Toutes les personnes interrogées par Amnesty International ont indiqué qu’elles ne signaleraient pas des violences fondées sur le genre facilitées par la technologie à la police si elles en subissaient car elles craignaient de voir leur orientation sexuelle ou leur identité de genre révélée, de faire l’objet de chantage ou d’être arrêtées. Dans les rares cas où des personnes LGBTQ ont signalé des violences fondées sur le genre facilitées par la technologie, la police n’a pris aucune mesure et les a même soumises à des humiliations supplémentaires.

Aujourd’hui, les espaces numériques, qui sont tellement essentiels pour les personnes LGBTQ en Ouganda, ne sont souvent pas plus sûrs que les autres espaces car elles y sont aussi victimes de discrimination

Roland Ebole, chercheur sur l’Ouganda à Amnesty International

Des personnes et des organisations LGBTQ ont également souligné qu’il restait difficile de signaler des cas de violences fondées sur le genre facilitées par la technologie sur les plateformes de réseaux sociaux. Bien souvent, elles ne savaient pas comment signaler les violences. Malgré les mesures prises par les plateformes de réseaux sociaux pour lutter contre les violences fondées sur le genre facilitées par la technologie, des inquiétudes demeurent quant à la modération des contenus, en particulier dans les langues locales autres que l’anglais qui sont très utilisées.

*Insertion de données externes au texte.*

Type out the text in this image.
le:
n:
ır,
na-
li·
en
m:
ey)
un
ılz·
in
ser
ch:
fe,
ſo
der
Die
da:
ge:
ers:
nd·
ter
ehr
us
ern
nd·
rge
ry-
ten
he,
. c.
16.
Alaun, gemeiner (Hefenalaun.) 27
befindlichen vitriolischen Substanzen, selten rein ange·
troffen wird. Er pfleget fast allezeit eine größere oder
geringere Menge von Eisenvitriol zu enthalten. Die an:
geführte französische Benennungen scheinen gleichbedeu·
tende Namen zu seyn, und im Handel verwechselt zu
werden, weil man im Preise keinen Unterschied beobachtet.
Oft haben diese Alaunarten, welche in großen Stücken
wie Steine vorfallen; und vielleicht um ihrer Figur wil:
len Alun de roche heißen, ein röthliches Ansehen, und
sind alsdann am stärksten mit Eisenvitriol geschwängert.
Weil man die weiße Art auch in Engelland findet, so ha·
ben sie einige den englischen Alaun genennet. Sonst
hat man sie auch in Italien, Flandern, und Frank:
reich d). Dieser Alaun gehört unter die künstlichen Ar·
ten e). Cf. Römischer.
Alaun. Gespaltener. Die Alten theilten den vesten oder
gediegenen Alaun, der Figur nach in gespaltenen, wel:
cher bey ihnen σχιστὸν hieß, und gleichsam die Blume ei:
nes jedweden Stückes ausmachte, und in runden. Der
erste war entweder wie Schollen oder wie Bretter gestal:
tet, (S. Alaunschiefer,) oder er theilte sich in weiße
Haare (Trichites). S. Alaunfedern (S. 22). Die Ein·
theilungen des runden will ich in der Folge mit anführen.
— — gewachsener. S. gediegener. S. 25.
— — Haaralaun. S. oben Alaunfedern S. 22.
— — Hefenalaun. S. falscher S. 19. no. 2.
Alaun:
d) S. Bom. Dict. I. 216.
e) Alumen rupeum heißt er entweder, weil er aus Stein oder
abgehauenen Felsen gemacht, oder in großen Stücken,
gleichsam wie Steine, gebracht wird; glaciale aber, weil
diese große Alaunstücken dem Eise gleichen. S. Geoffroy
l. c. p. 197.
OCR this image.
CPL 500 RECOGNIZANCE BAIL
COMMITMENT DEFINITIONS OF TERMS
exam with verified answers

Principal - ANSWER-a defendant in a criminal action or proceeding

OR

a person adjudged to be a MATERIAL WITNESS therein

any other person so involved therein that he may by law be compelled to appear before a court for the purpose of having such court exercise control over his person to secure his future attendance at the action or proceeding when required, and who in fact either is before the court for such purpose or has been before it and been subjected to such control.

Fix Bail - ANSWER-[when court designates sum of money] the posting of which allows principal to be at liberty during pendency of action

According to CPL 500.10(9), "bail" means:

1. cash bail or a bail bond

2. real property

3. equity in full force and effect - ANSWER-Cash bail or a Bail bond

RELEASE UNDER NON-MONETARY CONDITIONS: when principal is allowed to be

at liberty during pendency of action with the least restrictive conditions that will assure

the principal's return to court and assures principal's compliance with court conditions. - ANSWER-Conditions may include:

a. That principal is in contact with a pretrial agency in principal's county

Parmi toutes les entités auxquelles Amnesty International a écrit, y compris divers organes de l’État en Ouganda, des organisations privées et des entreprises de réseaux sociaux (Meta, TikTok et X), en présentant en détail les conclusions de ses recherches, seuls Meta et TikTok ont réagi. Leurs réponses sont intégrées dans le rapport.

« Le Parlement ougandais doit immédiatement abroger la Loi de 2023 portant répression de l’homosexualité et les autres dispositions criminalisant des actes et des comportements qui ont des conséquences disproportionnées sur les personnes LGBTQ, a déclaré Shreshtha Das.

« Les autorités doivent par ailleurs mettre en place un mécanisme indépendant chargé de mener des enquêtes efficaces, rapides et impartiales sur toutes les allégations de violences fondées sur le genre facilitées par la technologie et d’autres atteintes aux droits humains commises contre des personnes LGBTQ. »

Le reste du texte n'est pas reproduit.